In the absence of any prospects of Test rugby – I wonder did the Lions even consider him when push came to shove – yesterday was a match of Test match significance for Ashton and he demonstrated that he is still a player of Test match class.
As did Goode whose sumptuous skills rarely fail to adorn a game and are invariably at the heart of everything good for Saracens. His timely intervention and beautifully weighted kick set up Ashton in the first half and then he scythed his way through for the decisive score in the second half.
Nobody in English rugby looks more at ease on the ball amid the chaos of a big game and he, along with the rest of us, must shake his head in bewilderment sometimes that he is considered unfit for Test rugby.
On what evidence precisely? I seem to recall he was voted England’s best player in the autumn Tests of 2012 when they beat New Zealand. Yesterday he was one of the stand-outs, lacking in no department whatsoever.
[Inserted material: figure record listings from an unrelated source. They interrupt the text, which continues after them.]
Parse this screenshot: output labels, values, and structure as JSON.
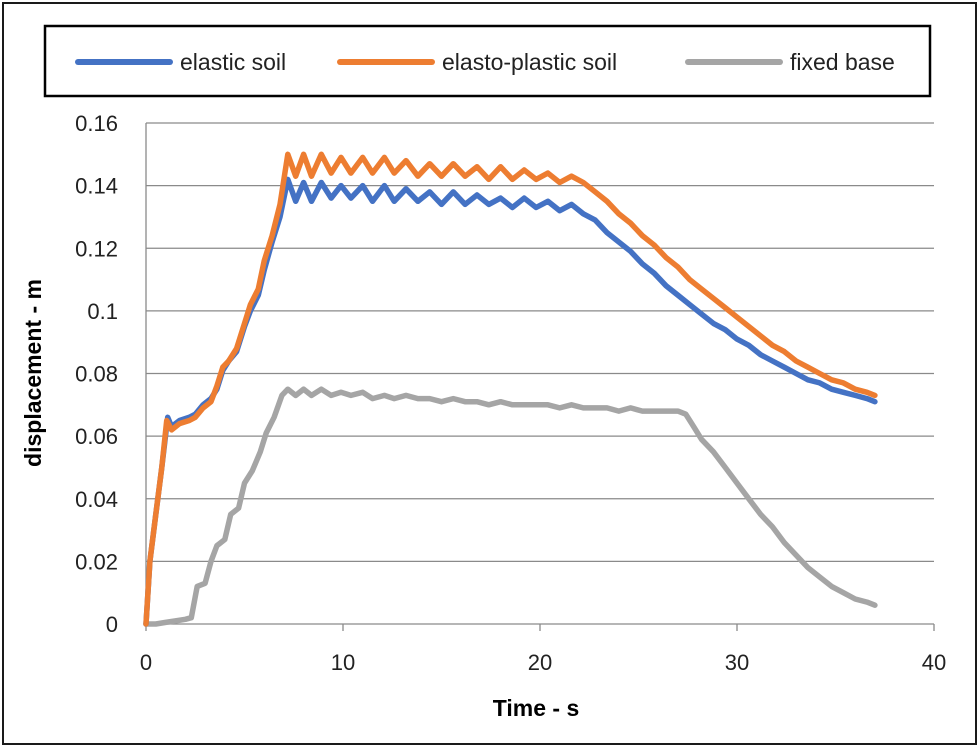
{
  "chart_data": {
    "type": "line",
    "title": "",
    "xlabel": "Time - s",
    "ylabel": "displacement - m",
    "xlim": [
      0,
      40
    ],
    "ylim": [
      0,
      0.16
    ],
    "x_ticks": [
      0,
      10,
      20,
      30,
      40
    ],
    "y_ticks": [
      0,
      0.02,
      0.04,
      0.06,
      0.08,
      0.1,
      0.12,
      0.14,
      0.16
    ],
    "y_tick_labels": [
      "0",
      "0.02",
      "0.04",
      "0.06",
      "0.08",
      "0.1",
      "0.12",
      "0.14",
      "0.16"
    ],
    "grid": "horizontal",
    "legend_position": "top",
    "series": [
      {
        "name": "elastic soil",
        "color": "#4472C4",
        "points": [
          [
            0,
            0
          ],
          [
            0.2,
            0.02
          ],
          [
            0.5,
            0.035
          ],
          [
            0.8,
            0.05
          ],
          [
            1.1,
            0.066
          ],
          [
            1.3,
            0.063
          ],
          [
            1.7,
            0.065
          ],
          [
            2.2,
            0.066
          ],
          [
            2.5,
            0.067
          ],
          [
            2.9,
            0.07
          ],
          [
            3.3,
            0.072
          ],
          [
            3.6,
            0.075
          ],
          [
            3.9,
            0.081
          ],
          [
            4.2,
            0.084
          ],
          [
            4.6,
            0.087
          ],
          [
            5.0,
            0.095
          ],
          [
            5.3,
            0.1
          ],
          [
            5.7,
            0.105
          ],
          [
            6.0,
            0.113
          ],
          [
            6.4,
            0.122
          ],
          [
            6.8,
            0.13
          ],
          [
            7.2,
            0.142
          ],
          [
            7.6,
            0.135
          ],
          [
            8.0,
            0.141
          ],
          [
            8.4,
            0.135
          ],
          [
            8.9,
            0.141
          ],
          [
            9.4,
            0.136
          ],
          [
            9.9,
            0.14
          ],
          [
            10.4,
            0.136
          ],
          [
            11.0,
            0.14
          ],
          [
            11.5,
            0.135
          ],
          [
            12.1,
            0.14
          ],
          [
            12.6,
            0.135
          ],
          [
            13.2,
            0.139
          ],
          [
            13.8,
            0.135
          ],
          [
            14.4,
            0.138
          ],
          [
            15.0,
            0.134
          ],
          [
            15.6,
            0.138
          ],
          [
            16.2,
            0.134
          ],
          [
            16.8,
            0.137
          ],
          [
            17.4,
            0.134
          ],
          [
            18.0,
            0.136
          ],
          [
            18.6,
            0.133
          ],
          [
            19.2,
            0.136
          ],
          [
            19.8,
            0.133
          ],
          [
            20.4,
            0.135
          ],
          [
            21.0,
            0.132
          ],
          [
            21.6,
            0.134
          ],
          [
            22.2,
            0.131
          ],
          [
            22.8,
            0.129
          ],
          [
            23.4,
            0.125
          ],
          [
            24.0,
            0.122
          ],
          [
            24.6,
            0.119
          ],
          [
            25.2,
            0.115
          ],
          [
            25.8,
            0.112
          ],
          [
            26.4,
            0.108
          ],
          [
            27.0,
            0.105
          ],
          [
            27.6,
            0.102
          ],
          [
            28.2,
            0.099
          ],
          [
            28.8,
            0.096
          ],
          [
            29.4,
            0.094
          ],
          [
            30.0,
            0.091
          ],
          [
            30.6,
            0.089
          ],
          [
            31.2,
            0.086
          ],
          [
            31.8,
            0.084
          ],
          [
            32.4,
            0.082
          ],
          [
            33.0,
            0.08
          ],
          [
            33.6,
            0.078
          ],
          [
            34.2,
            0.077
          ],
          [
            34.8,
            0.075
          ],
          [
            35.4,
            0.074
          ],
          [
            36.0,
            0.073
          ],
          [
            36.6,
            0.072
          ],
          [
            37.0,
            0.071
          ]
        ]
      },
      {
        "name": "elasto-plastic soil",
        "color": "#ED7D31",
        "points": [
          [
            0,
            0
          ],
          [
            0.2,
            0.02
          ],
          [
            0.5,
            0.035
          ],
          [
            0.8,
            0.05
          ],
          [
            1.05,
            0.065
          ],
          [
            1.3,
            0.062
          ],
          [
            1.7,
            0.064
          ],
          [
            2.2,
            0.065
          ],
          [
            2.5,
            0.066
          ],
          [
            2.9,
            0.069
          ],
          [
            3.3,
            0.071
          ],
          [
            3.6,
            0.076
          ],
          [
            3.9,
            0.082
          ],
          [
            4.2,
            0.084
          ],
          [
            4.6,
            0.088
          ],
          [
            5.0,
            0.096
          ],
          [
            5.3,
            0.102
          ],
          [
            5.7,
            0.107
          ],
          [
            6.0,
            0.116
          ],
          [
            6.4,
            0.124
          ],
          [
            6.8,
            0.134
          ],
          [
            7.2,
            0.15
          ],
          [
            7.6,
            0.143
          ],
          [
            8.0,
            0.15
          ],
          [
            8.4,
            0.143
          ],
          [
            8.9,
            0.15
          ],
          [
            9.4,
            0.144
          ],
          [
            9.9,
            0.149
          ],
          [
            10.4,
            0.144
          ],
          [
            11.0,
            0.149
          ],
          [
            11.5,
            0.144
          ],
          [
            12.1,
            0.149
          ],
          [
            12.6,
            0.144
          ],
          [
            13.2,
            0.148
          ],
          [
            13.8,
            0.143
          ],
          [
            14.4,
            0.147
          ],
          [
            15.0,
            0.143
          ],
          [
            15.6,
            0.147
          ],
          [
            16.2,
            0.143
          ],
          [
            16.8,
            0.146
          ],
          [
            17.4,
            0.142
          ],
          [
            18.0,
            0.146
          ],
          [
            18.6,
            0.142
          ],
          [
            19.2,
            0.145
          ],
          [
            19.8,
            0.142
          ],
          [
            20.4,
            0.144
          ],
          [
            21.0,
            0.141
          ],
          [
            21.6,
            0.143
          ],
          [
            22.2,
            0.141
          ],
          [
            22.8,
            0.138
          ],
          [
            23.4,
            0.135
          ],
          [
            24.0,
            0.131
          ],
          [
            24.6,
            0.128
          ],
          [
            25.2,
            0.124
          ],
          [
            25.8,
            0.121
          ],
          [
            26.4,
            0.117
          ],
          [
            27.0,
            0.114
          ],
          [
            27.6,
            0.11
          ],
          [
            28.2,
            0.107
          ],
          [
            28.8,
            0.104
          ],
          [
            29.4,
            0.101
          ],
          [
            30.0,
            0.098
          ],
          [
            30.6,
            0.095
          ],
          [
            31.2,
            0.092
          ],
          [
            31.8,
            0.089
          ],
          [
            32.4,
            0.087
          ],
          [
            33.0,
            0.084
          ],
          [
            33.6,
            0.082
          ],
          [
            34.2,
            0.08
          ],
          [
            34.8,
            0.078
          ],
          [
            35.4,
            0.077
          ],
          [
            36.0,
            0.075
          ],
          [
            36.6,
            0.074
          ],
          [
            37.0,
            0.073
          ]
        ]
      },
      {
        "name": "fixed base",
        "color": "#A5A5A5",
        "points": [
          [
            0,
            0
          ],
          [
            0.5,
            0
          ],
          [
            1.0,
            0.0005
          ],
          [
            1.5,
            0.001
          ],
          [
            2.0,
            0.0015
          ],
          [
            2.3,
            0.002
          ],
          [
            2.6,
            0.012
          ],
          [
            3.0,
            0.013
          ],
          [
            3.3,
            0.02
          ],
          [
            3.6,
            0.025
          ],
          [
            4.0,
            0.027
          ],
          [
            4.3,
            0.035
          ],
          [
            4.7,
            0.037
          ],
          [
            5.0,
            0.045
          ],
          [
            5.4,
            0.049
          ],
          [
            5.8,
            0.055
          ],
          [
            6.1,
            0.061
          ],
          [
            6.5,
            0.066
          ],
          [
            6.9,
            0.073
          ],
          [
            7.2,
            0.075
          ],
          [
            7.6,
            0.073
          ],
          [
            8.0,
            0.075
          ],
          [
            8.4,
            0.073
          ],
          [
            8.9,
            0.075
          ],
          [
            9.4,
            0.073
          ],
          [
            9.9,
            0.074
          ],
          [
            10.4,
            0.073
          ],
          [
            11.0,
            0.074
          ],
          [
            11.5,
            0.072
          ],
          [
            12.1,
            0.073
          ],
          [
            12.6,
            0.072
          ],
          [
            13.2,
            0.073
          ],
          [
            13.8,
            0.072
          ],
          [
            14.4,
            0.072
          ],
          [
            15.0,
            0.071
          ],
          [
            15.6,
            0.072
          ],
          [
            16.2,
            0.071
          ],
          [
            16.8,
            0.071
          ],
          [
            17.4,
            0.07
          ],
          [
            18.0,
            0.071
          ],
          [
            18.6,
            0.07
          ],
          [
            19.2,
            0.07
          ],
          [
            19.8,
            0.07
          ],
          [
            20.4,
            0.07
          ],
          [
            21.0,
            0.069
          ],
          [
            21.6,
            0.07
          ],
          [
            22.2,
            0.069
          ],
          [
            22.8,
            0.069
          ],
          [
            23.4,
            0.069
          ],
          [
            24.0,
            0.068
          ],
          [
            24.6,
            0.069
          ],
          [
            25.2,
            0.068
          ],
          [
            25.8,
            0.068
          ],
          [
            26.4,
            0.068
          ],
          [
            27.0,
            0.068
          ],
          [
            27.4,
            0.067
          ],
          [
            27.8,
            0.063
          ],
          [
            28.2,
            0.059
          ],
          [
            28.8,
            0.055
          ],
          [
            29.4,
            0.05
          ],
          [
            30.0,
            0.045
          ],
          [
            30.6,
            0.04
          ],
          [
            31.2,
            0.035
          ],
          [
            31.8,
            0.031
          ],
          [
            32.4,
            0.026
          ],
          [
            33.0,
            0.022
          ],
          [
            33.6,
            0.018
          ],
          [
            34.2,
            0.015
          ],
          [
            34.8,
            0.012
          ],
          [
            35.4,
            0.01
          ],
          [
            36.0,
            0.008
          ],
          [
            36.6,
            0.007
          ],
          [
            37.0,
            0.006
          ]
        ]
      }
    ]
  }
}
And ditto Abendanon, whose time in France has seen him cut out the unforced errors and moments of frivolity that counted against him in England terms when he played for Bath. Arriving in France at the age of 28 his game has improved noticeably late in his career. And it was in pretty good nick to start with.
In Murrayfield he left us with two memories that will linger. Once thought of as possessing a vulnerable game defensively, he covered across brilliantly in the first half to smash Ashton to the ground when a try seemed certain and then, in the second, he read his colleagues’ bold counter-attacking intentions and was on hand to take Paceli Yato’s clever pass. What a score.
All power to the trio’s woefully underappreciated talent. Test exiles and ‘rejects’ they might be, but in a fine game awash with classy internationals they were undoubtedly among the brightest talents on view.